With grandiose titles like Life and Planet Earth, BBC’s documentary imprint certainly looks like it wants to be the king of documentaries, and perhaps deservedly so. They’ve tackled huge topics with beautiful cinematography. “Definitive” is the adjective that comes to mind.
Now, with their new documentary Human Planet (released on Blu-ray 4/26, just two days after its run on Discovery Channel wrapped up), they’re still cementing their place as the creators of panoptic docs (panopdocs? May want to copyright that). This time, though, they’re focusing less on the natural world than how human beings interact with it. After all, we are the predominant species on the planet (unless you count Doctor Who‘s Silence), and we’ve had impact on just about all of the planet. Of course, even when you take a geographic approach like Human Planet does, you can’t expect to show all of it. What it does show us, though, is a lot of really, really beautiful stuff.
Watching this set on anything but Blu-ray is absolutely a crime.

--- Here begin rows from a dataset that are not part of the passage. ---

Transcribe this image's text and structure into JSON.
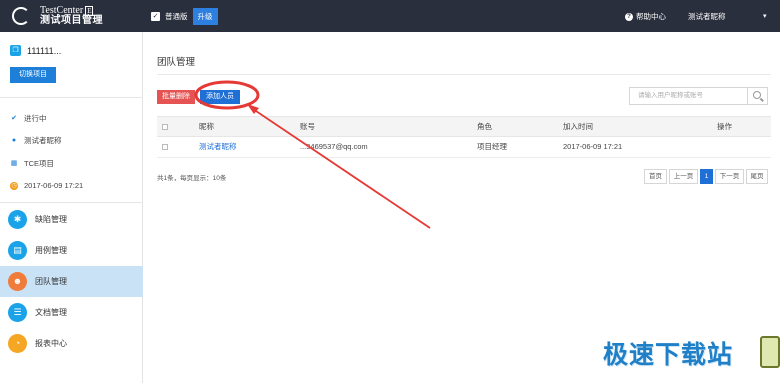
{
  "header": {
    "logo_en": "TestCenter",
    "logo_badge": "E",
    "logo_cn": "测试项目管理",
    "edition_label": "普通版",
    "upgrade_label": "升级",
    "help_label": "帮助中心",
    "user_nickname": "测试者昵称"
  },
  "sidebar": {
    "project_name": "111111...",
    "switch_label": "切换项目",
    "info": [
      {
        "icon": "check-circle-icon",
        "text": "进行中"
      },
      {
        "icon": "person-icon",
        "text": "测试者昵称"
      },
      {
        "icon": "grid-icon",
        "text": "TCE项目"
      },
      {
        "icon": "clock-icon",
        "text": "2017-06-09 17:21"
      }
    ],
    "nav": [
      {
        "label": "缺陷管理",
        "icon": "bug-icon",
        "color": "#1aa3e8",
        "active": false
      },
      {
        "label": "用例管理",
        "icon": "document-icon",
        "color": "#1aa3e8",
        "active": false
      },
      {
        "label": "团队管理",
        "icon": "team-icon",
        "color": "#f07c3c",
        "active": true
      },
      {
        "label": "文档管理",
        "icon": "docs-icon",
        "color": "#1aa3e8",
        "active": false
      },
      {
        "label": "报表中心",
        "icon": "chart-icon",
        "color": "#f5a623",
        "active": false
      }
    ]
  },
  "main": {
    "title": "团队管理",
    "batch_delete_label": "批量删除",
    "add_member_label": "添加人员",
    "search_placeholder": "请输入用户昵称或账号",
    "table": {
      "headers": {
        "nickname": "昵称",
        "account": "账号",
        "role": "角色",
        "joined": "加入时间",
        "actions": "操作"
      },
      "rows": [
        {
          "nickname": "测试者昵称",
          "account": "...3469537@qq.com",
          "role": "项目经理",
          "joined": "2017-06-09 17:21"
        }
      ]
    },
    "summary": "共1条，每页显示：10条",
    "pagination": {
      "first": "首页",
      "prev": "上一页",
      "current": "1",
      "next": "下一页",
      "last": "尾页"
    }
  },
  "watermark": "极速下载站",
  "colors": {
    "accent": "#1e6fd6",
    "danger": "#e55353",
    "annotation": "#e53935",
    "topbar": "#2a2f3d"
  }
}
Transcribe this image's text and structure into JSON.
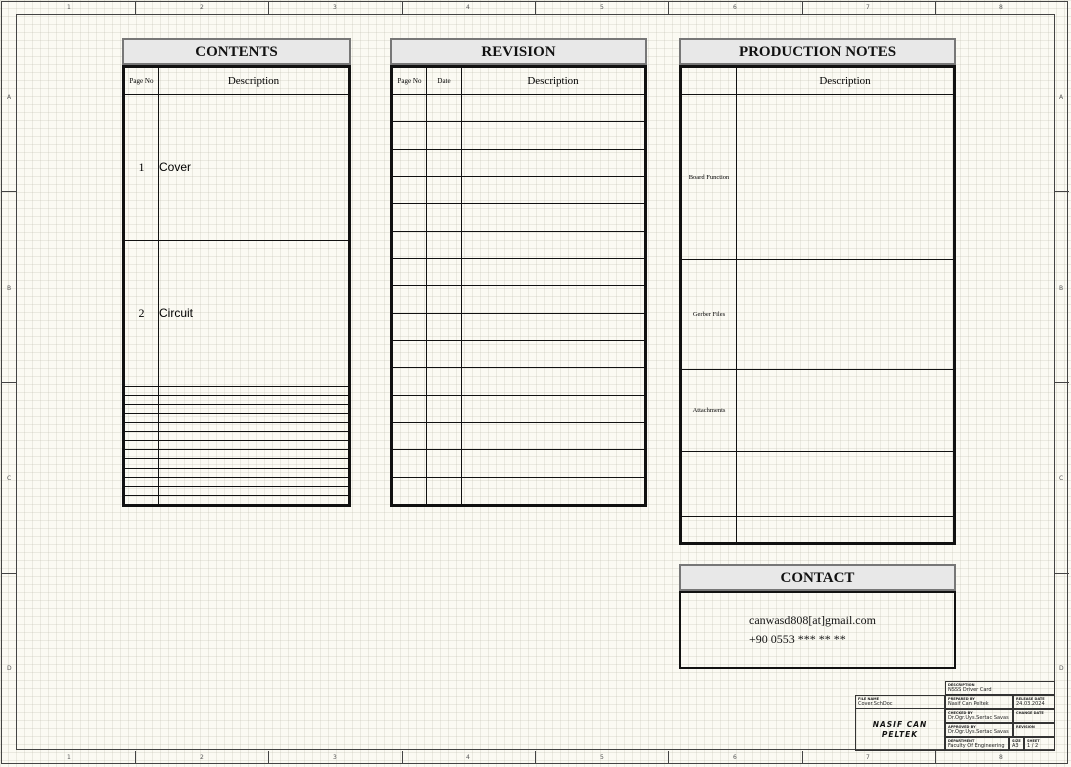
{
  "border": {
    "columns": [
      "1",
      "2",
      "3",
      "4",
      "5",
      "6",
      "7",
      "8"
    ],
    "rows": [
      "A",
      "B",
      "C",
      "D"
    ]
  },
  "contents": {
    "title": "CONTENTS",
    "col_page": "Page No",
    "col_desc": "Description",
    "rows": [
      {
        "page": "1",
        "desc": "Cover"
      },
      {
        "page": "2",
        "desc": "Circuit"
      }
    ]
  },
  "revision": {
    "title": "REVISION",
    "col_page": "Page No",
    "col_date": "Date",
    "col_desc": "Description"
  },
  "production": {
    "title": "PRODUCTION NOTES",
    "col_desc": "Description",
    "labels": [
      "Board Function",
      "Gerber Files",
      "Attachments"
    ]
  },
  "contact": {
    "title": "CONTACT",
    "email": "canwasd808[at]gmail.com",
    "phone": "+90 0553 *** ** **"
  },
  "title_block": {
    "description_label": "DESCRIPTION",
    "description": "NSSS Driver Card",
    "file_name_label": "FILE NAME",
    "file_name": "Cover.SchDoc",
    "prepared_by_label": "PREPARED BY",
    "prepared_by": "Nasif Can Peltek",
    "release_date_label": "RELEASE DATE",
    "release_date": "24.03.2024",
    "checked_by_label": "CHECKED BY",
    "checked_by": "Dr.Ogr.Uys.Sertac Savas",
    "change_date_label": "CHANGE DATE",
    "change_date": "",
    "approved_by_label": "APPROVED BY",
    "approved_by": "Dr.Ogr.Uys.Sertac Savas",
    "revision_label": "REVISION",
    "revision": "",
    "department_label": "DEPARTMENT",
    "department": "Faculty Of Engineering",
    "size_label": "SIZE",
    "size": "A3",
    "sheet_label": "SHEET",
    "sheet": "1 / 2",
    "logo_line1": "NASIF CAN",
    "logo_line2": "PELTEK"
  }
}
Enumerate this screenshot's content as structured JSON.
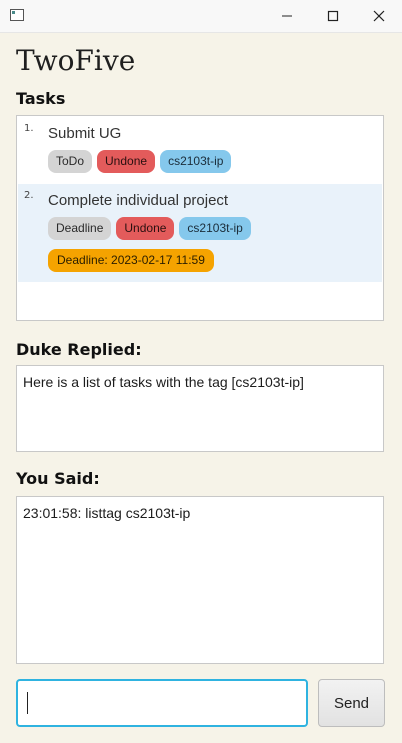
{
  "app": {
    "title": "TwoFive"
  },
  "tasks_section": {
    "label": "Tasks",
    "items": [
      {
        "index": "1.",
        "description": "Submit UG",
        "type": "ToDo",
        "status": "Undone",
        "tags": [
          "cs2103t-ip"
        ],
        "deadline": ""
      },
      {
        "index": "2.",
        "description": "Complete individual project",
        "type": "Deadline",
        "status": "Undone",
        "tags": [
          "cs2103t-ip"
        ],
        "deadline": "Deadline: 2023-02-17 11:59"
      }
    ]
  },
  "duke_section": {
    "label": "Duke Replied:",
    "text": "Here is a list of tasks with the tag [cs2103t-ip]"
  },
  "user_section": {
    "label": "You Said:",
    "text": "23:01:58: listtag cs2103t-ip"
  },
  "input": {
    "value": "",
    "placeholder": ""
  },
  "send_button": {
    "label": "Send"
  },
  "colors": {
    "accent": "#2fb3e0",
    "status_undone": "#e35b5b",
    "tag": "#85c8ec",
    "deadline": "#f5a300",
    "selected_row": "#e9f2fa"
  },
  "icons": {
    "window": "app-window-icon",
    "minimize": "minimize-icon",
    "maximize": "maximize-icon",
    "close": "close-icon"
  }
}
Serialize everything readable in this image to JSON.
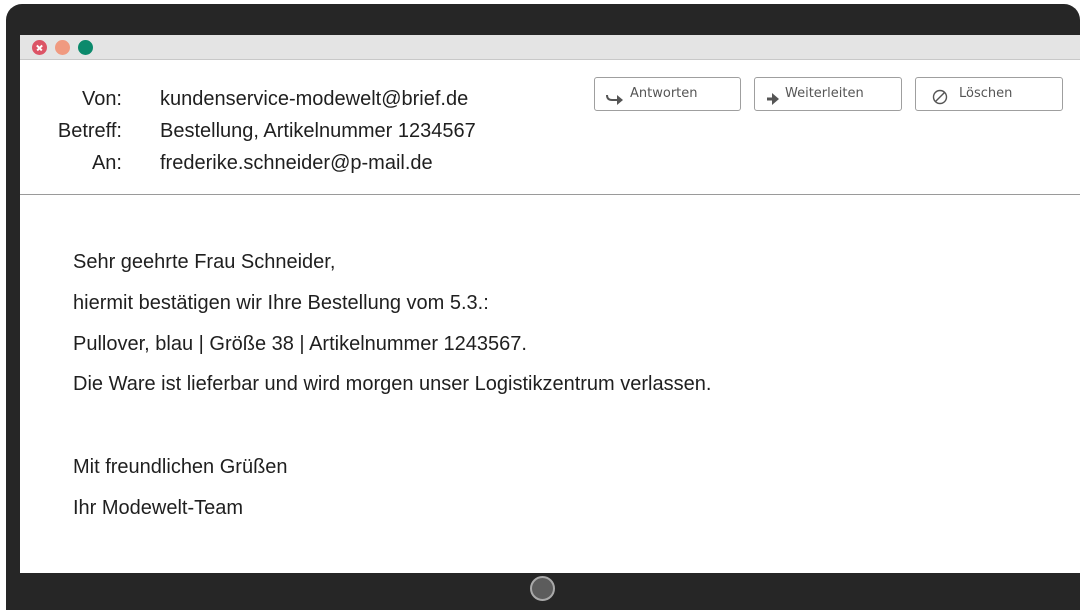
{
  "header": {
    "from_label": "Von:",
    "from_value": "kundenservice-modewelt@brief.de",
    "subject_label": "Betreff:",
    "subject_value": "Bestellung, Artikelnummer 1234567",
    "to_label": "An:",
    "to_value": "frederike.schneider@p-mail.de"
  },
  "toolbar": {
    "reply_label": "Antworten",
    "reply_icon": "reply-arrow-icon",
    "forward_label": "Weiterleiten",
    "forward_icon": "forward-arrow-icon",
    "delete_label": "Löschen",
    "delete_icon": "no-entry-icon"
  },
  "body": {
    "greeting": "Sehr geehrte Frau Schneider,",
    "line1": "hiermit bestätigen wir Ihre Bestellung vom 5.3.:",
    "line2": "Pullover, blau | Größe 38 | Artikelnummer 1243567.",
    "line3": "Die Ware ist lieferbar und wird morgen unser Logistikzentrum verlassen.",
    "closing": "Mit freundlichen Grüßen",
    "signature": "Ihr Modewelt-Team"
  },
  "colors": {
    "close": "#dc5466",
    "minimize": "#f09a80",
    "maximize": "#0c8a6c",
    "frame": "#262626"
  }
}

The high definition makes every wide shot absolutely beautiful. It’s the closest I’ve ever been to looking like one of those visibly shocked customers on television commercials. At one point, I caught myself with my mouth hanging open. And the best part? The Blu-ray makes the cities look almost as majestic as the rest of the natural settings the show depicts.
John Hurt (V for Vendetta, 1984) isn’t particularly memorable as a narrator, but he certainly is the token “old British actor” that these documentaries so often use, and he plays that role to a ‘T.’
The making-of featurettes, which occur at the end of every episode, are the set’s only real special features, are fascinating but really don’t shed any major light onto the series. It’s best just to watch the series itself in majestic Blu-ray, and be repeatedly shocked by just how amazing it really is.